GaussianPrediction: Dynamic 3D Gaussian Prediction for Motion Extrapolation and Free View Synthesis
Boming Zhao, Yuan Li, Ziyu Sun, Lin Zeng, Yujun Shen, Rui Ma, Yinda Zhang, Hujun Bao, Zhaopeng Cui
TL;DR
GaussianPrediction introduces a dynamic 3D Gaussian framework with a canonical space, lifecycle, and deformation modeling to forecast future scenes from monocular video and render novel-view images. It combines a hyper-canonical space with a concentric motion distillation strategy and key-point-based deformations, then uses a Graph Convolutional Network to predict future key-point motions, enabling coherent short-term future synthesis. The approach yields state-of-the-art results on synthetic and real data in both dynamic scene rendering and future-view synthesis, while maintaining efficiency by distilling motion into hundreds of key points.
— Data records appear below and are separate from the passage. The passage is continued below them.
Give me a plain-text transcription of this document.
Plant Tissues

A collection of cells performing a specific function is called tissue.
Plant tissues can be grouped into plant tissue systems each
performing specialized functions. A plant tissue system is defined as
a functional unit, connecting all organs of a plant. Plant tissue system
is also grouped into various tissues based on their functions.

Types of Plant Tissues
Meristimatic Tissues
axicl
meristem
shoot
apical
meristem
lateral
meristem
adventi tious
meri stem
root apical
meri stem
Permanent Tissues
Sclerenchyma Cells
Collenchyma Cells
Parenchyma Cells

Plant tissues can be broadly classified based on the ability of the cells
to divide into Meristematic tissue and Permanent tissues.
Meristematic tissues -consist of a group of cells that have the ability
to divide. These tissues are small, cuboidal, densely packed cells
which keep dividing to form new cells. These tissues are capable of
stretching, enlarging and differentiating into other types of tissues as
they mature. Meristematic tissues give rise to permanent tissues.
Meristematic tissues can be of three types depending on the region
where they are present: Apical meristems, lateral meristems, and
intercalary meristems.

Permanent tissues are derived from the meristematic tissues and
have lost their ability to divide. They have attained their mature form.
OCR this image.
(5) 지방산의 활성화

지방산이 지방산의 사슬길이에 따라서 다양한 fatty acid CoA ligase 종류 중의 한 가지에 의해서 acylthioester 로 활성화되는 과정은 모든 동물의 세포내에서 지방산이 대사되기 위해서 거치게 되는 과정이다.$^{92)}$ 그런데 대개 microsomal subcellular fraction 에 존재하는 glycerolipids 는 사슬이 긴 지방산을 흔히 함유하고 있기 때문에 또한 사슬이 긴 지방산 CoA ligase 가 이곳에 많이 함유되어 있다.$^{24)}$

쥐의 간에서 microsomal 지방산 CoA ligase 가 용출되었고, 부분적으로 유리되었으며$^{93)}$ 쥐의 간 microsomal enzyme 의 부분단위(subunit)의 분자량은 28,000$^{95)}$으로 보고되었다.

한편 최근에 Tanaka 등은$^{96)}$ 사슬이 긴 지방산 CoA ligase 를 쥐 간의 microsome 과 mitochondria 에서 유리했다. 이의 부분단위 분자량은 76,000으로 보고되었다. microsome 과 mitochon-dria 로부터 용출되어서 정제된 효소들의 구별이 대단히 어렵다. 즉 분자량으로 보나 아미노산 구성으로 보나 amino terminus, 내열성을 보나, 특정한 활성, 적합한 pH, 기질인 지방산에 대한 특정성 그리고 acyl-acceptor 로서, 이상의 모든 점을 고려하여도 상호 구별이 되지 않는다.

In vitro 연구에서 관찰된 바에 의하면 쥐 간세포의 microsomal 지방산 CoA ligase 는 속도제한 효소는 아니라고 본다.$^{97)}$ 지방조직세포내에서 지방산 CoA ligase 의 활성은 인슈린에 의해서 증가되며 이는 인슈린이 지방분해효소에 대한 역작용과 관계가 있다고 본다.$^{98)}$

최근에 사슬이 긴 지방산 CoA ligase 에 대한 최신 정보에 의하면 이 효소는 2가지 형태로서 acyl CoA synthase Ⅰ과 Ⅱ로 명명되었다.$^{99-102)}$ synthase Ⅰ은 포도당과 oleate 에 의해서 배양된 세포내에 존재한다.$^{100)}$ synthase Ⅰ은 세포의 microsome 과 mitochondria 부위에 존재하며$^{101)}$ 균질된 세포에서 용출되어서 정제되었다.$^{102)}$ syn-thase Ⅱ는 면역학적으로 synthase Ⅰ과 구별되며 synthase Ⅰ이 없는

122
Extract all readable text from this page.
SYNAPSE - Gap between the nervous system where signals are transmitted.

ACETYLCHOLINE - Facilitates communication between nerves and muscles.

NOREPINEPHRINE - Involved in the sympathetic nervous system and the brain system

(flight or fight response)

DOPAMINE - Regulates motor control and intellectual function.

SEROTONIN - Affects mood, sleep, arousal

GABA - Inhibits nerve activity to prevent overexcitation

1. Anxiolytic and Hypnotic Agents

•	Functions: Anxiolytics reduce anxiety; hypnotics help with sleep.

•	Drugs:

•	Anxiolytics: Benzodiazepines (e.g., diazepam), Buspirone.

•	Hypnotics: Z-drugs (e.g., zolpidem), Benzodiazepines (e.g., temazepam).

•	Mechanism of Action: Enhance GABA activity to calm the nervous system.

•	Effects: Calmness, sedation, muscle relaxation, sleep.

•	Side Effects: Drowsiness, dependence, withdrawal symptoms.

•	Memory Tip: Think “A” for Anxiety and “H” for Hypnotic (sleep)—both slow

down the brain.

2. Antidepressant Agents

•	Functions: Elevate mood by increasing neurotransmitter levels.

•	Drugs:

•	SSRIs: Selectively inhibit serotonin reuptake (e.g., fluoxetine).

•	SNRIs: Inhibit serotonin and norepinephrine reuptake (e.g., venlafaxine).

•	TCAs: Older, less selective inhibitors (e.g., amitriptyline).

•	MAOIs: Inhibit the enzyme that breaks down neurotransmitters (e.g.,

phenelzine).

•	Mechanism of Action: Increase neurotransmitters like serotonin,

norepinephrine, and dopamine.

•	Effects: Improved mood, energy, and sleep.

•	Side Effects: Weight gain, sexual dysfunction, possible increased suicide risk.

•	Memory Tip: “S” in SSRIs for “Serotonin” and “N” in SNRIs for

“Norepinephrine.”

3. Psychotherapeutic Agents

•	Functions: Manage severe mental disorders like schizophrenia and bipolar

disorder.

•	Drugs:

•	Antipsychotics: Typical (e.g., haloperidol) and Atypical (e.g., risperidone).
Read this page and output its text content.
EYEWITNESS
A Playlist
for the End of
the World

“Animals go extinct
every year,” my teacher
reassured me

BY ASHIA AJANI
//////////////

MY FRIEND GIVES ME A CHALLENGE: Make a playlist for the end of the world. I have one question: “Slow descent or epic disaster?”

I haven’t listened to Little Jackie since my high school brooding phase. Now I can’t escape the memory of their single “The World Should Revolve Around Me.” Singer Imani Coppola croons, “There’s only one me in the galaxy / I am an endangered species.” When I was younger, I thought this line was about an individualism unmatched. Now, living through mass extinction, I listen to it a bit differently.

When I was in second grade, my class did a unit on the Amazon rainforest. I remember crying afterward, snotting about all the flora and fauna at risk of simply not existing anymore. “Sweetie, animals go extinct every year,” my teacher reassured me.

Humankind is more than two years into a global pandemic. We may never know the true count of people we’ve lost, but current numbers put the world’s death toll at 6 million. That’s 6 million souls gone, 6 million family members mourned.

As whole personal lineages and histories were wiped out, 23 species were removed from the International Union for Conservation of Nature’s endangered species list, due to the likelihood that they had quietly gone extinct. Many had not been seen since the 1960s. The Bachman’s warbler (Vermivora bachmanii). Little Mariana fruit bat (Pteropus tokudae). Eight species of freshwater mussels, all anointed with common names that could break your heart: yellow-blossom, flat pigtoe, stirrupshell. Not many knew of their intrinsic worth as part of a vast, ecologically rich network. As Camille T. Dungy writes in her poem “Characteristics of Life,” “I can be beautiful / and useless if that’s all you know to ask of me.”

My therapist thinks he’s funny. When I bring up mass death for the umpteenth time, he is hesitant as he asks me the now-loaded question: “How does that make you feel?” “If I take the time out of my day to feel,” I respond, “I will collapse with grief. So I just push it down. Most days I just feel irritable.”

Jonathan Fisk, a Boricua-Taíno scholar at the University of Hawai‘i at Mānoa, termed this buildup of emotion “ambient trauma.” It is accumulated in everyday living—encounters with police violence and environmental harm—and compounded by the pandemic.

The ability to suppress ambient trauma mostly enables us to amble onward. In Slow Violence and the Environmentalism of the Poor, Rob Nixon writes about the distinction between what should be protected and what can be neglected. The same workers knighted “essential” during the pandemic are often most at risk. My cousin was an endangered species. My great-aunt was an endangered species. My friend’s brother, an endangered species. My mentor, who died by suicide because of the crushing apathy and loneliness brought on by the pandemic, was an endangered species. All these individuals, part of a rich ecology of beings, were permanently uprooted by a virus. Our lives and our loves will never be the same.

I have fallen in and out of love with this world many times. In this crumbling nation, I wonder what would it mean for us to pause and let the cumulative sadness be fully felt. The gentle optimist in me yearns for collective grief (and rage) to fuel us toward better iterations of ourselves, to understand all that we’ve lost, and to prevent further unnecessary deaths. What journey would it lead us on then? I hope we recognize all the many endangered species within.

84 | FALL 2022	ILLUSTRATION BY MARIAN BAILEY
The work advances photorealistic, view-consistent forecasting for dynamic environments, with potential impact on planning and navigation in robotics and AR/VR applications, and notes future work on integrating motion priors for longer-horizon prediction.
Abstract
Forecasting future scenarios in dynamic environments is essential for intelligent decision-making and navigation, a challenge yet to be fully realized in computer vision and robotics. Traditional approaches like video prediction and novel-view synthesis either lack the ability to forecast from arbitrary viewpoints or to predict temporal dynamics. In this paper, we introduce GaussianPrediction, a novel framework that empowers 3D Gaussian representations with dynamic scene modeling and future scenario synthesis in dynamic environments. GaussianPrediction can forecast future states from any viewpoint, using video observations of dynamic scenes. To this end, we first propose a 3D Gaussian canonical space with deformation modeling to capture the appearance and geometry of dynamic scenes, and integrate the lifecycle property into Gaussians for irreversible deformations. To make the prediction feasible and efficient, a concentric motion distillation approach is developed by distilling the scene motion with key points. Finally, a Graph Convolutional Network is employed to predict the motions of key points, enabling the rendering of photorealistic images of future scenarios. Our framework shows outstanding performance on both synthetic and real-world datasets, demonstrating its efficacy in predicting and rendering future environments.